Au début de son règne, car c’en était un (il se disait de famille royale et se comportait comme tel), il avait déjà choisi son successeur, un certain Henri Konan Bédié, qui effectivement lui succéda à sa mort en 1995, avant d’être renversé par un coup d’État militaire. Bédié fut comblé de bienfaits par le président, dont on murmurait qu’en fait, il était le fils naturel – probablement un bobard. Bédié fut mis à la tête du ministère des Finances, avant d’être bombardé président de l’Assemblée nationale, puisque la Constitution prescrivait que l’intérim du président de la République devait être le titulaire de ce poste.

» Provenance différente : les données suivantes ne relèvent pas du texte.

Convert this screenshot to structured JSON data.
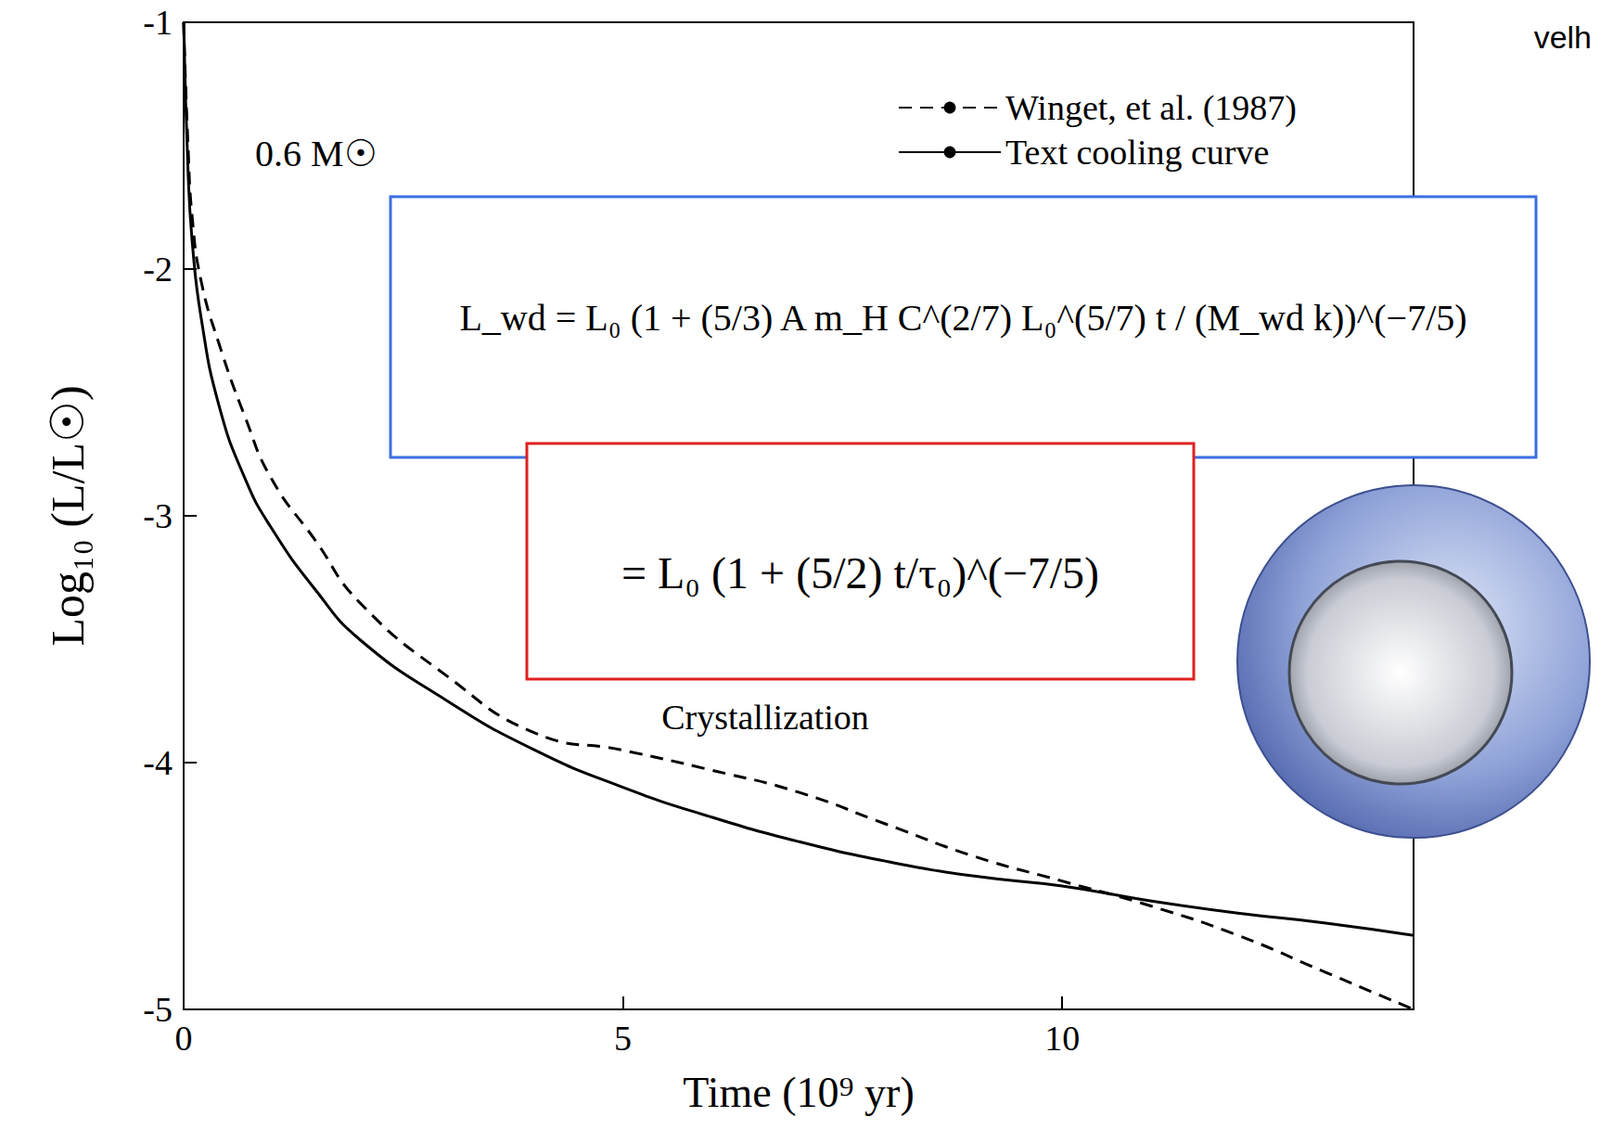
{
  "chart_data": {
    "type": "line",
    "x_label": "Time (10⁹ yr)",
    "y_label": "Log₁₀ (L/L☉)",
    "xlim": [
      0,
      14
    ],
    "xticks": [
      0,
      5,
      10
    ],
    "ylim": [
      -5,
      -1
    ],
    "yticks": [
      -5,
      -4,
      -3,
      -2,
      -1
    ],
    "grid": false,
    "legend": "upper right",
    "annotations": [
      "0.6 M☉",
      "Crystallization",
      "velh"
    ],
    "formulas": [
      "L_wd = L₀ (1 + (5/3) A m_H C^(2/7) L₀^(5/7) t / (M_wd k))^(−7/5)",
      "= L₀ (1 + (5/2) t/τ₀)^(−7/5)"
    ],
    "x": [
      0,
      0.05,
      0.1,
      0.2,
      0.4,
      0.7,
      1.0,
      1.5,
      2,
      3,
      4,
      5,
      6,
      7,
      8,
      9,
      10,
      11,
      12,
      13,
      14
    ],
    "series": [
      {
        "name": "Winget, et al. (1987)",
        "color": "#000000",
        "line_style": "dashed",
        "values": [
          -1,
          -1.5,
          -1.8,
          -2.05,
          -2.3,
          -2.6,
          -2.85,
          -3.1,
          -3.35,
          -3.65,
          -3.88,
          -3.95,
          -4.03,
          -4.12,
          -4.25,
          -4.38,
          -4.48,
          -4.58,
          -4.7,
          -4.85,
          -5.0
        ]
      },
      {
        "name": "Text cooling curve",
        "color": "#000000",
        "line_style": "solid",
        "values": [
          -1,
          -1.6,
          -1.9,
          -2.2,
          -2.55,
          -2.85,
          -3.05,
          -3.3,
          -3.5,
          -3.75,
          -3.95,
          -4.1,
          -4.22,
          -4.32,
          -4.4,
          -4.46,
          -4.5,
          -4.56,
          -4.61,
          -4.65,
          -4.7
        ]
      }
    ]
  }
}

Comme ministre des Finances, Bédié accomplit un exploit remarquable : il s’était mis en tête de décrocher un doctorat, en sciences économiques je crois, et y parvint en effet, mais pas de la manière habituelle ! Il chargea un coopérant français de lui écrire sa thèse, et le paya cinq mille francs français de l’époque (762 euros), par mois, et cela durant dix mois. Présentée sous son nom, la thèse fut validée, et il devint « le docteur Henri Konan Bédié », titre qu’on lui donna jusqu’à la fin... même quand il se fit pincer ! En effet, un journal local mit la main sur les factures de ces versements mensuels et les publia : le ministre avait eu la bêtise de les faire régler par son ministère et de laisser mettre noir sur blanc les pièces justificatives de ces sorties d’argent !
Le scandale devenu public, le président de la République convoqua son ministre chez lui, dans sa villa du quartier de Cocody, et... le gifla ! Mais, magnanime, il accepta néanmoins de pardonner, comme cela se fait beaucoup en Afrique, et le « punit » en le nommant... ambassadeur à Washington. Quelques années plus tard, le tricheur rentra en grâce et, comme dit plus haut, devint président de l’Assemblée nationale, puis président de la République. Il vit toujours, et il est candidat à la Présidence de son pays, bien qu’ayant dépassé l’âge légal pour se présenter (Houphouët-Boigny avait officiellement 90 ans quand il se présenta pour la dernière fois).